Atas disitanya truk tersebut, Suparman pun merugi dan keluarganya tidak mendapat pemasukan uang. Sebab truk itu merupakan satu-satunya sumber penghasilan keluarganya. Di sisi lain, dirinya tidak terlibat sama sekali dengan pelaku illegal logging.

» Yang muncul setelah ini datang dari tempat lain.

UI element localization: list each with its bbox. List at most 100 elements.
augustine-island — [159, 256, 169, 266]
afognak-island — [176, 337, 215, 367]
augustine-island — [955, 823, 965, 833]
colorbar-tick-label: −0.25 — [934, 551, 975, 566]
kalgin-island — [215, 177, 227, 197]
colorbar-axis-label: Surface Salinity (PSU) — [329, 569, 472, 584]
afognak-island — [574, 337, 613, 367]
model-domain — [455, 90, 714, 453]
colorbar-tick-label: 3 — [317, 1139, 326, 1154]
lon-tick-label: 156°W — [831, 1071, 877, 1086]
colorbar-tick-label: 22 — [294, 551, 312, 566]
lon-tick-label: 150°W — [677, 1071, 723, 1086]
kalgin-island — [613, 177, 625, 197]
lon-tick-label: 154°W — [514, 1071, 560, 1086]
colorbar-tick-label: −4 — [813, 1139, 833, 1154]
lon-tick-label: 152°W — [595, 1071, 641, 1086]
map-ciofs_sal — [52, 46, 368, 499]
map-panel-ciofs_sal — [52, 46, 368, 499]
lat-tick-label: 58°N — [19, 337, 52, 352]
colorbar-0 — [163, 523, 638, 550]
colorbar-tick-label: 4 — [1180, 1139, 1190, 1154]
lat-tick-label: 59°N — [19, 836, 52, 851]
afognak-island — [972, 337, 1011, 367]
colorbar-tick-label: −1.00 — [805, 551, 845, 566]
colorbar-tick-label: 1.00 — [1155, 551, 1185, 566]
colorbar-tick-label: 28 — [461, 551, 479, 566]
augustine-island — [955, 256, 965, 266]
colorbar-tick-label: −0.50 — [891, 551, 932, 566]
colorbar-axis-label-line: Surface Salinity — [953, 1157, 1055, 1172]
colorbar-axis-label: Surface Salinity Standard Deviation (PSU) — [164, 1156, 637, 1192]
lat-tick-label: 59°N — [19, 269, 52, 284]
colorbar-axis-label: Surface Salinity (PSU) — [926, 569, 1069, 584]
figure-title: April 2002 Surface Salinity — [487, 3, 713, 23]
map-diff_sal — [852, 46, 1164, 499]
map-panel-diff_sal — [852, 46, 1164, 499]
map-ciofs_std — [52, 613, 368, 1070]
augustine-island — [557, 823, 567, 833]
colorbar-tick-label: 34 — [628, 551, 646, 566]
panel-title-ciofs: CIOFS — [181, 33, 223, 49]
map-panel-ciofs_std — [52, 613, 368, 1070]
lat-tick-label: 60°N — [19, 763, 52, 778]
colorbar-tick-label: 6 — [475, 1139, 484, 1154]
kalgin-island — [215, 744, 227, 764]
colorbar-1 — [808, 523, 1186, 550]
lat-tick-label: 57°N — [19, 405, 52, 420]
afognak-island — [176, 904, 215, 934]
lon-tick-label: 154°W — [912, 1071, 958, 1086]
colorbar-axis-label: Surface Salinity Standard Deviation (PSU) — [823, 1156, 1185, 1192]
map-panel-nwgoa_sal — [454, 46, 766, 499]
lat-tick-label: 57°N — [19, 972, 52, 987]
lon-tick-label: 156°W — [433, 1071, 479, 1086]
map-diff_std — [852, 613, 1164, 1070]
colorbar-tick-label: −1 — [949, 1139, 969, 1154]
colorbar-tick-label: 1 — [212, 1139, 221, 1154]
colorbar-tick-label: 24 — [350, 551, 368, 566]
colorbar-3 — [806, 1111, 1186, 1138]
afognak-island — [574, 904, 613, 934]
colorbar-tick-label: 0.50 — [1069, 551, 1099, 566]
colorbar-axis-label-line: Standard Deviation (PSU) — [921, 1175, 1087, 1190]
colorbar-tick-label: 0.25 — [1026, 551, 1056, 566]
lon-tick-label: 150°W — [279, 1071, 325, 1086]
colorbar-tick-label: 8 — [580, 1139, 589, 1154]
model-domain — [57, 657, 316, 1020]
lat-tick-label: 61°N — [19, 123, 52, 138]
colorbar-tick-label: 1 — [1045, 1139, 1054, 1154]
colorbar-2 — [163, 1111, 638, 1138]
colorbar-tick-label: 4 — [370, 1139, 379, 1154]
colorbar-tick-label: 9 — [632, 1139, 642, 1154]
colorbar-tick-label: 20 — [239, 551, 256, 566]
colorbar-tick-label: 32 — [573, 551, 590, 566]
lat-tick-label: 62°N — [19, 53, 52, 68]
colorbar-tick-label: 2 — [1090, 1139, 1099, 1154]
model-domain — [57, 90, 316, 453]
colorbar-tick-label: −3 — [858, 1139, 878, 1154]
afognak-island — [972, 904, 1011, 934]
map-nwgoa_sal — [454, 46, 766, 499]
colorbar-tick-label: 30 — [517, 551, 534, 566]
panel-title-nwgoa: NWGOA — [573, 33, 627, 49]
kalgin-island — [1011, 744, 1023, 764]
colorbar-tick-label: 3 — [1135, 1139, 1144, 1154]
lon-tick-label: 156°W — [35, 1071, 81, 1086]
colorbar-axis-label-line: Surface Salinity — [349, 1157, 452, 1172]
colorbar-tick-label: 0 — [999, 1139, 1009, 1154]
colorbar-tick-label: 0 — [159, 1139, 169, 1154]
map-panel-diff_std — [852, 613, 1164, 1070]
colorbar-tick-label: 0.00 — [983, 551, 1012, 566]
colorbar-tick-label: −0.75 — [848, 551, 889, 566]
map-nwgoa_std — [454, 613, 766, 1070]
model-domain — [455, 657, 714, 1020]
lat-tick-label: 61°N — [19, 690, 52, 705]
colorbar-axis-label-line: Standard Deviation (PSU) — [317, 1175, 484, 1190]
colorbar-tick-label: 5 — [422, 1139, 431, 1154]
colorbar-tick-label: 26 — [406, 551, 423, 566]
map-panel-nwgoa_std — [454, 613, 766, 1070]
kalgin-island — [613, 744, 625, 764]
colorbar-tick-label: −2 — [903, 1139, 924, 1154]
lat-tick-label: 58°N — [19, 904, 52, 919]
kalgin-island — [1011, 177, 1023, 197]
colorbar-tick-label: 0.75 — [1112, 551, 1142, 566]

Atas hal itu, Suparman lalu melayangkan gugatan ke Dinas Kehutanan Bali Barat dan Jaksa Agung. Dalam gugatannya, Suparman menuntut ganti rugi materil Rp 400 juta dan immateril Rp 100 juta.

Setelah melalui persidangan cukup lama, Pengadilan Negeri (PN) Negara mengabulkan gugatan Suparman. Pada 15 September 2011, majelis hakim memerintahkan polisi hutan dan jaksa mengembalikan truk itu ke Suparman. Namun untuk gugatan Rp 500 juta tidak dikabulkan. Vonis ini dikuatkan oleh Pengadilan TInggi (PT) Denpasar 23 April 2012. Atas vonis ini, jaksa tidak terima dan kasasi. Tetapi Mahkamah Agung (MA) bergeming.

"Menolak permohonan Kejaksaan Agung cq Kepala Kejaksaan Tinggi Bali cq Kepala Kejaksaan Negeri Negara," putus majelis hakim kasasi yang dilansir website Mahkamah Agung (MA), Rabu (12/3/2014).

Duduk sebagai ketua majelis hakim Dr M Saleh dengan anggota Prof Dr Abdul Manan dan Syamsul Maarif PhD.